Le drame du 18 mai
Le 18 mai 1845, Étienne Lacanaud franchit une étape fatale dans la haine qu’il voue à son père et à sa belle-mère.
Il est 6 heures du soir. Le père Lacanaud, Honoré-Grégoire, est assis dans la cour de sa maison, qui est en fait un jardin à l’arrière de la maison, en compagnie de son fils Marius, de Mélinde, sa promise, et d’une autre jeune femme, Louise Espelly.
Étienne surgit soudain sur le pas de la porte de la maison. Il se dirige vers son père en relevant la blouse qu’il porte. Un poignard y est caché et son geste a pour effet de le faire tomber à terre. Aussitôt, il se baisse pour le ramasser. Le son du père ne fait qu’un tour. Il comprend que son fils veut faire usage de l’arme contre lui. Il se lève d’un bond et tente de s’enfuir. Mais Étienne est jeune et vif et sa lame atteint le visage de son père, lui entaillant la lèvre supérieure.

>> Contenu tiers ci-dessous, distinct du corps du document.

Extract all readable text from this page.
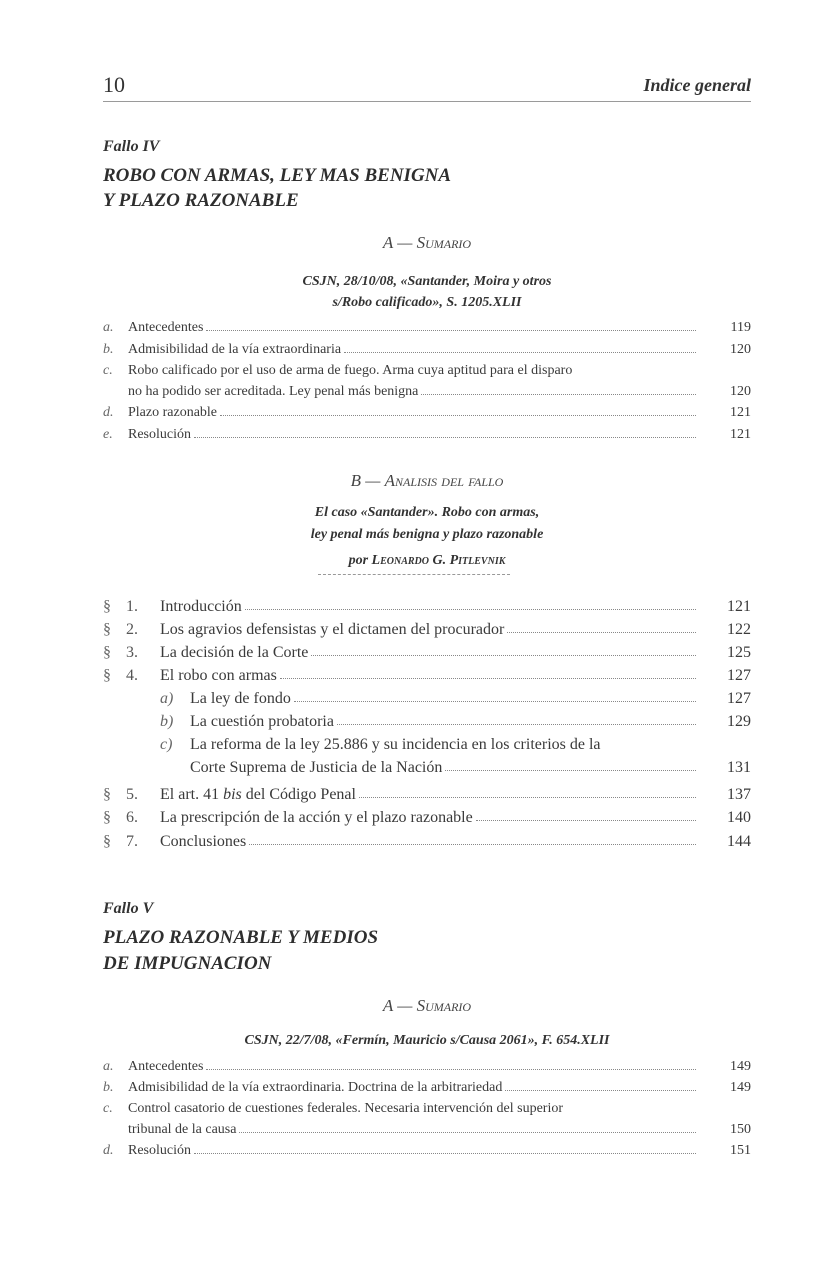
10	Indice general
Fallo IV
ROBO CON ARMAS, LEY MAS BENIGNA
Y PLAZO RAZONABLE
A — Sumario
CSJN, 28/10/08, «Santander, Moira y otros
s/Robo calificado», S. 1205.XLII
a. Antecedentes	119
b. Admisibilidad de la vía extraordinaria	120
c. Robo calificado por el uso de arma de fuego. Arma cuya aptitud para el disparo
no ha podido ser acreditada. Ley penal más benigna	120
d. Plazo razonable	121
e. Resolución	121
B — Analisis del fallo
El caso «Santander». Robo con armas,
ley penal más benigna y plazo razonable
por Leonardo G. Pitlevnik
§ 1. Introducción	121
§ 2. Los agravios defensistas y el dictamen del procurador	122
§ 3. La decisión de la Corte	125
§ 4. El robo con armas	127
a) La ley de fondo	127
b) La cuestión probatoria	129
c) La reforma de la ley 25.886 y su incidencia en los criterios de la
Corte Suprema de Justicia de la Nación	131
§ 5. El art. 41 bis del Código Penal	137
§ 6. La prescripción de la acción y el plazo razonable	140
§ 7. Conclusiones	144
Fallo V
PLAZO RAZONABLE Y MEDIOS
DE IMPUGNACION
A — Sumario
CSJN, 22/7/08, «Fermín, Mauricio s/Causa 2061», F. 654.XLII
a. Antecedentes	149
b. Admisibilidad de la vía extraordinaria. Doctrina de la arbitrariedad	149
c. Control casatorio de cuestiones federales. Necesaria intervención del superior
tribunal de la causa	150
d. Resolución	151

Honoré-Grégoire manque de défaillir et tombe dans les bras de sa femme qui, consciente du danger, tente de le soustraire à la folle fureur d’Étienne. Elle commence donc à l’aider à rentrer dans le corridor. Elle se jette ensuite sur la poignée pour fermer la porte et empêcher Étienne de les suivre. Mais celui-ci parvient à passer une partie de son corps et, de sa lame, frappe Adèle à l’épaule gauche. Le père, lui, prend un nouveau coup du poignard, cette fois dans le haut du dos.
Très rapidement, Marius, l’autre frère, s’est levé et entoure Étienne de ses bras pour l’empêcher de tuer son père et sa belle-mère et leur permettre de s’échapper. Ceux-ci parviennent enfin à quitter la maison et se réfugient chez leur voisin. Dans la maison, Honoré-Grégoire ne tarde pas à s’évanouir.
L’intervention de Marius n’a fait que pousser la fureur d’Étienne plus fort encore et il tente même de lui porter des coups mortels qui, fort heureusement, finissent dans le vide. Bientôt Étienne part du lieu de son crime, non sans vociférer des menaces. « Ceci n’est qu’un commencement… », hurle-t-il.
Et il part…
Chez Tertian
Comme s’il ne s’était rien passé, il se rend chez son beau-frère Bayol et prend le repas du soir avec la famille de sa sœur. Lorsqu’on lui parle de l’accident survenu à son père, il indique en être informé mais en nie toute responsabilité. Puis il part se coucher.
Pourtant, le sommeil peine à venir. Il se tourne et se retourne dans son lit, réalisant que les recherches de la justice pour s’emparer de lui ont sûrement débuté. Il se lèvre donc dans le noir et sort de la maison sans faire de bruit. Il prend ensuite le chemin d’une ferme située en dehors du village. Son propriétaire, M. Tertian, est surpris de voir Étienne si tard, mais celui-ci lui demande s’il peut lui permettre de passer la nuit dans son grenier à foin et Tertian y consent. Il ne semble pas être au courant des événements de la soirée.
Étienne s’endort sans savoir comment vont tourner les événements.
Alors que le jour commence seulement à se lever, un escadron de gendarmes débarque dans la ferme Tertian et pénètre par la fenêtre. Étienne dort encore. Lentement, les gendarmes approchent de lui et, au signal, se jettent sur lui pour le maîtriser. Aussitôt, Étienne retrouve ses esprits et tente de se débattre, mais on l’immobilise. Il décide alors de marchander avec les gendarmes et leur propose un marché :
« Donnez-moi pour cinq minutes seulement la liberté de mes mains, demande-t-il, pour me brûler la cervelle. Je vous donnerai cinquante francs. Je suis un malheureux. »
On saisit sur lui deux pistolets à piston dont l’un est chargé jusqu’à la gueule, des balles et de la poudre. On trouve aussi sur lui le poignard dont il s’est servi pour frapper ses parents.
Que deviennent Honoré-Grégoire et Adèle ?
Honoré-Grégoire et Adèle ont tous deux survécu à l’agression. Le père, à vrai dire, ne retrouvera jamais la santé parfois et, quelques mois après, il s’éteindra dans sa maison d’Eyragues. La parricide sera alors consommé. Quant à Adèle Trouzel, elle se remet bien de sa blessure à l’épaule et pourra ainsi venir témoigner au procès du fils ingrat.